Plusieurs règles de la Fifa étaient ciblées dont celles régissant les litiges entre un footballeur et son ex-employeur, et qui « ont pour véritable objet de dissuader tous les joueurs de procéder à une rupture », accuse l’avocat belge Jean-Louis Dupont, qui défend Diarra.
« En quelque sorte, l’affaire Lassana Diarra est l’affaire Bosman 2.0 », estime ce conseil, qui était déjà à la manœuvre il y a trente ans auprès du Belge Jean-Marc Bosman, à l’origine de l’arrêt de 1995 portant son nom, qui avait mis fin aux quotas de joueurs étrangers dans un club.
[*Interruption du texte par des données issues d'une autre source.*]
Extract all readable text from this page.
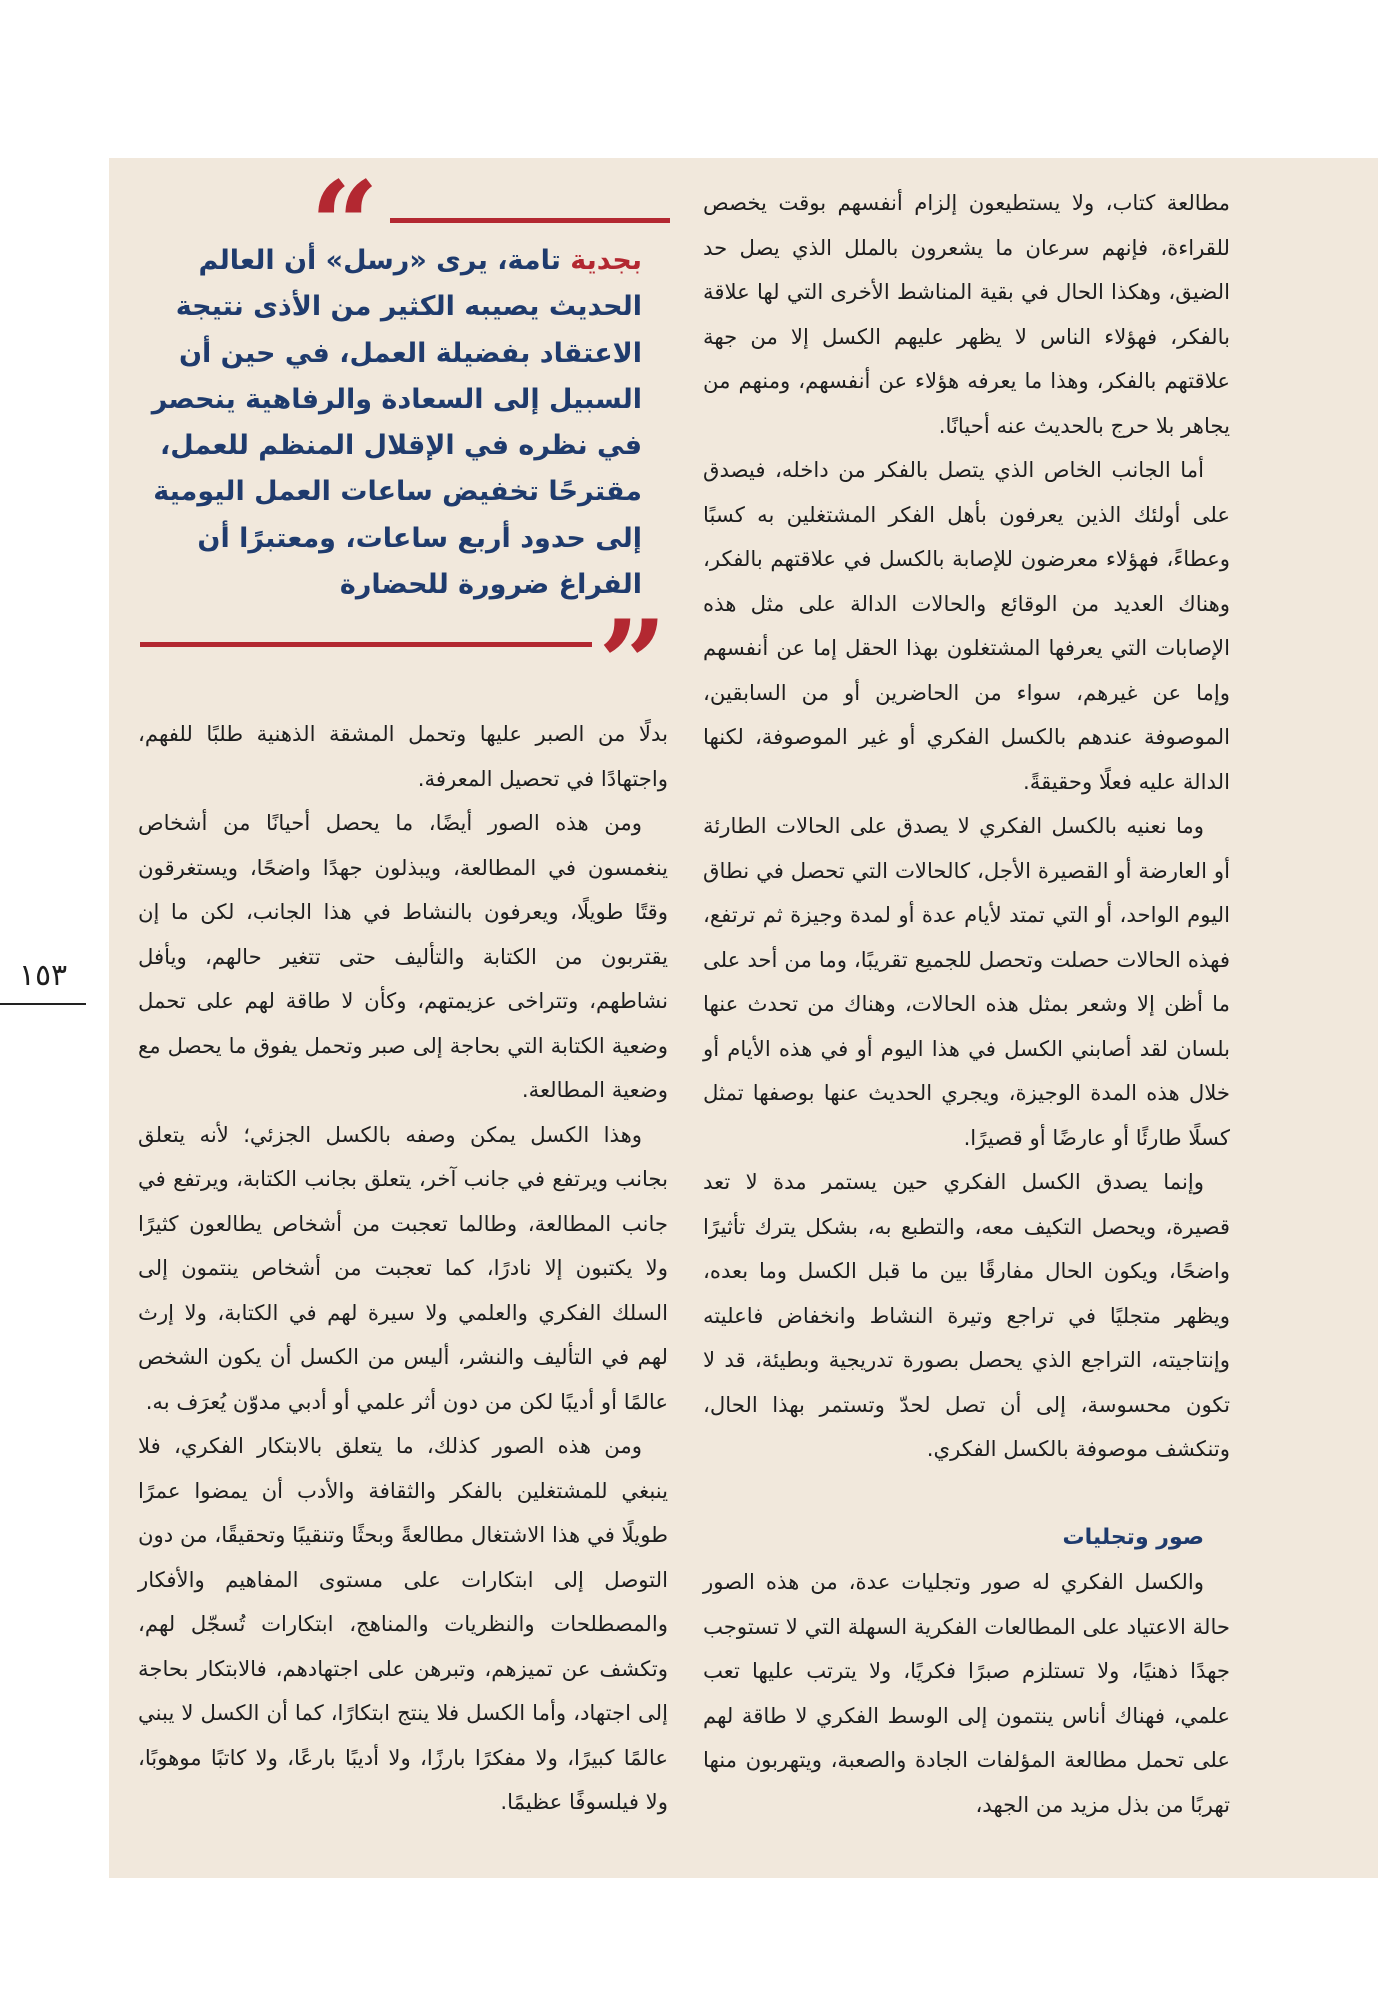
“	بجدية تامة، يرى «رسل» أن العالم الحديث يصيبه الكثير من الأذى نتيجة الاعتقاد بفضيلة العمل، في حين أن السبيل إلى السعادة والرفاهية ينحصر في نظره في الإقلال المنظم للعمل، مقترحًا تخفيض ساعات العمل اليومية إلى حدود أربع ساعات، ومعتبرًا أن الفراغ ضرورة للحضارة
”

مطالعة كتاب، ولا يستطيعون إلزام أنفسهم بوقت يخصص للقراءة، فإنهم سرعان ما يشعرون بالملل الذي يصل حد الضيق، وهكذا الحال في بقية المناشط الأخرى التي لها علاقة بالفكر، فهؤلاء الناس لا يظهر عليهم الكسل إلا من جهة علاقتهم بالفكر، وهذا ما يعرفه هؤلاء عن أنفسهم، ومنهم من يجاهر بلا حرج بالحديث عنه أحيانًا.

أما الجانب الخاص الذي يتصل بالفكر من داخله، فيصدق على أولئك الذين يعرفون بأهل الفكر المشتغلين به كسبًا وعطاءً، فهؤلاء معرضون للإصابة بالكسل في علاقتهم بالفكر، وهناك العديد من الوقائع والحالات الدالة على مثل هذه الإصابات التي يعرفها المشتغلون بهذا الحقل إما عن أنفسهم وإما عن غيرهم، سواء من الحاضرين أو من السابقين، الموصوفة عندهم بالكسل الفكري أو غير الموصوفة، لكنها الدالة عليه فعلًا وحقيقةً.

وما نعنيه بالكسل الفكري لا يصدق على الحالات الطارئة أو العارضة أو القصيرة الأجل، كالحالات التي تحصل في نطاق اليوم الواحد، أو التي تمتد لأيام عدة أو لمدة وجيزة ثم ترتفع، فهذه الحالات حصلت وتحصل للجميع تقريبًا، وما من أحد على ما أظن إلا وشعر بمثل هذه الحالات، وهناك من تحدث عنها بلسان لقد أصابني الكسل في هذا اليوم أو في هذه الأيام أو خلال هذه المدة الوجيزة، ويجري الحديث عنها بوصفها تمثل كسلًا طارئًا أو عارضًا أو قصيرًا.

وإنما يصدق الكسل الفكري حين يستمر مدة لا تعد قصيرة، ويحصل التكيف معه، والتطبع به، بشكل يترك تأثيرًا واضحًا، ويكون الحال مفارقًا بين ما قبل الكسل وما بعده، ويظهر متجليًا في تراجع وتيرة النشاط وانخفاض فاعليته وإنتاجيته، التراجع الذي يحصل بصورة تدريجية وبطيئة، قد لا تكون محسوسة، إلى أن تصل لحدّ وتستمر بهذا الحال، وتنكشف موصوفة بالكسل الفكري.

صور وتجليات

والكسل الفكري له صور وتجليات عدة، من هذه الصور حالة الاعتياد على المطالعات الفكرية السهلة التي لا تستوجب جهدًا ذهنيًا، ولا تستلزم صبرًا فكريًا، ولا يترتب عليها تعب علمي، فهناك أناس ينتمون إلى الوسط الفكري لا طاقة لهم على تحمل مطالعة المؤلفات الجادة والصعبة، ويتهربون منها تهربًا من بذل مزيد من الجهد،

بدلًا من الصبر عليها وتحمل المشقة الذهنية طلبًا للفهم، واجتهادًا في تحصيل المعرفة.

ومن هذه الصور أيضًا، ما يحصل أحيانًا من أشخاص ينغمسون في المطالعة، ويبذلون جهدًا واضحًا، ويستغرقون وقتًا طويلًا، ويعرفون بالنشاط في هذا الجانب، لكن ما إن يقتربون من الكتابة والتأليف حتى تتغير حالهم، ويأفل نشاطهم، وتتراخى عزيمتهم، وكأن لا طاقة لهم على تحمل وضعية الكتابة التي بحاجة إلى صبر وتحمل يفوق ما يحصل مع وضعية المطالعة.

وهذا الكسل يمكن وصفه بالكسل الجزئي؛ لأنه يتعلق بجانب ويرتفع في جانب آخر، يتعلق بجانب الكتابة، ويرتفع في جانب المطالعة، وطالما تعجبت من أشخاص يطالعون كثيرًا ولا يكتبون إلا نادرًا، كما تعجبت من أشخاص ينتمون إلى السلك الفكري والعلمي ولا سيرة لهم في الكتابة، ولا إرث لهم في التأليف والنشر، أليس من الكسل أن يكون الشخص عالمًا أو أديبًا لكن من دون أثر علمي أو أدبي مدوّن يُعرَف به.

ومن هذه الصور كذلك، ما يتعلق بالابتكار الفكري، فلا ينبغي للمشتغلين بالفكر والثقافة والأدب أن يمضوا عمرًا طويلًا في هذا الاشتغال مطالعةً وبحثًا وتنقيبًا وتحقيقًا، من دون التوصل إلى ابتكارات على مستوى المفاهيم والأفكار والمصطلحات والنظريات والمناهج، ابتكارات تُسجّل لهم، وتكشف عن تميزهم، وتبرهن على اجتهادهم، فالابتكار بحاجة إلى اجتهاد، وأما الكسل فلا ينتج ابتكارًا، كما أن الكسل لا يبني عالمًا كبيرًا، ولا مفكرًا بارزًا، ولا أديبًا بارعًا، ولا كاتبًا موهوبًا، ولا فيلسوفًا عظيمًا.

١٥٣
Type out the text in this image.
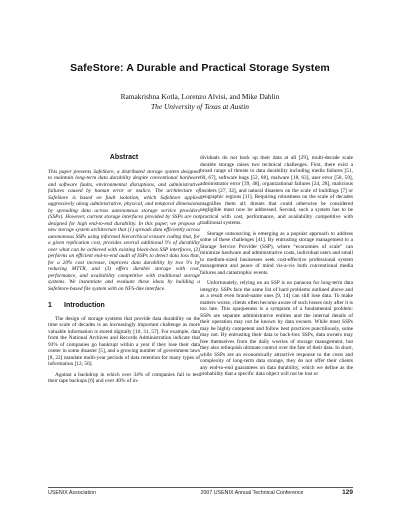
SafeStore: A Durable and Practical Storage System
Ramakrishna Kotla, Lorenzo Alvisi, and Mike Dahlin
The University of Texas at Austin
Abstract

This paper presents SafeStore, a distributed storage system designed to maintain long-term data durability despite conventional hardware and software faults, environmental disruptions, and administrative failures caused by human error or malice. The architecture of SafeStore is based on fault isolation, which SafeStore applies aggressively along administrative, physical, and temporal dimensions by spreading data across autonomous storage service providers (SSPs). However, current storage interfaces provided by SSPs are not designed for high end-to-end durability. In this paper, we propose a new storage system architecture that (1) spreads data efficiently across autonomous SSPs using informed hierarchical erasure coding that, for a given replication cost, provides several additional 9's of durability over what can be achieved with existing black-box SSP interfaces, (2) performs an efficient end-to-end audit of SSPs to detect data loss that, for a 20% cost increase, improves data durability by two 9's by reducing MTTR, and (3) offers durable storage with cost, performance, and availability competitive with traditional storage systems. We instantiate and evaluate these ideas by building a SafeStore-based file system with an NFS-like interface.

1 Introduction

The design of storage systems that provide data durability on the time scale of decades is an increasingly important challenge as more valuable information is stored digitally [10, 31, 57]. For example, data from the National Archives and Records Administration indicate that 93% of companies go bankrupt within a year if they lose their data center in some disaster [5], and a growing number of government laws [8, 22] mandate multi-year periods of data retention for many types of information [12, 50].

Against a backdrop in which over 34% of companies fail to test their tape backups [6] and over 40% of in-

dividuals do not back up their data at all [29], multi-decade scale durable storage raises two technical challenges. First, there exist a broad range of threats to data durability including media failures [51, 60, 67], software bugs [52, 68], malware [18, 63], user error [50, 59], administrator error [39, 48], organizational failures [24, 28], malicious insiders [27, 32], and natural disasters on the scale of buildings [7] or geographic regions [11]. Requiring robustness on the scale of decades magnifies them all: threats that could otherwise be considered negligible must now be addressed. Second, such a system has to be practical with cost, performance, and availability competitive with traditional systems.

Storage outsourcing is emerging as a popular approach to address some of these challenges [41]. By entrusting storage management to a Storage Service Provider (SSP), where “economies of scale” can minimize hardware and administrative costs, individual users and small to medium-sized businesses seek cost-effective professional system management and peace of mind vis-a-vis both conventional media failures and catastrophic events.

Unfortunately, relying on an SSP is no panacea for long-term data integrity. SSPs face the same list of hard problems outlined above and as a result even brand-name ones [9, 14] can still lose data. To make matters worse, clients often become aware of such losses only after it is too late. This opaqueness is a symptom of a fundamental problem: SSPs are separate administrative entities and the internal details of their operation may not be known by data owners. While most SSPs may be highly competent and follow best practices punctiliously, some may not. By entrusting their data to back-box SSPs, data owners may free themselves from the daily worries of storage management, but they also relinquish ultimate control over the fate of their data. In short, while SSPs are an economically attractive response to the costs and complexity of long-term data storage, they do not offer their clients any end-to-end guarantees on data durability, which we define as the probability that a specific data object will not be lost or

USENIX Association	2007 USENIX Annual Technical Conference	129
« Toute la logique économique derrière le marché des transferts est battue en brèche aujourd’hui », explique à l’AFP Pieter Paepe, l’avocat de la Fifpro, le syndicat international des joueurs. « La Cour ne dit pas que les joueurs ont le droit de rompre leur contrat sans aucune conséquence, mais que l’indemnité est disproportionnée et qu’on ne peut pas y inclure la somme non amortie du transfert », comme le demandait le Lokomotiv à Diarra, ajoute l’avocat belge, qui défend également l’UNFP, le syndicat des joueurs français.
« La Fifa prévoit aussi une sanction sportive contre le joueur, et c’est également disproportionné pour la CJUE », ajoute Me Paepe.
Ces règles litigieuses « ont pour objet de restreindre, voire d’empêcher, la concurrence transfrontalière à laquelle pourraient se livrer tous les clubs de football professionnel établis dans l’Union », estime la CJUE dans son arrêt.
Une porte pour le Congolais Chancel Mbemba ?
L’affaire Diarra remonte à 2014, quand le Français aux 34 sélections sous le maillot des Bleus s’était fâché avec le Lokomotiv Moscou à la suite d’une réduction drastique de son salaire qu’il jugeait injustifiée. Son contrat portant initialement sur trois saisons avait été rompu, et le club moscovite lui avait réclamé 20 millions d’euros – ramenés ensuite à 10,5 millions – pour le préjudice subi. Cela en s’appuyant sur les règles de la Fifa relatives à un départ considéré injustifié et abusif par le club.
Le Sporting de Charleroi avait ensuite tenté de recruter Diarra, mais le transfert n’avait pas abouti, le club belge étant refroidi par la perspective de devoir payer une partie de la somme au titre de codébiteur.
Avec cet avis, la justice européenne pourrait permettre à un joueur « dans le loft », c’est-à-dire clairement écarté du groupe, de rompre unilatéralement son contrat sans que son futur club ne soit solidaire des risques juridiques et de l’amende encourue. Un joueur comme le Congolais Chancel Mbemba, placé actuellement dans le « loft » à Marseille, pourrait ainsi rompre son contrat et s’engager dans un club.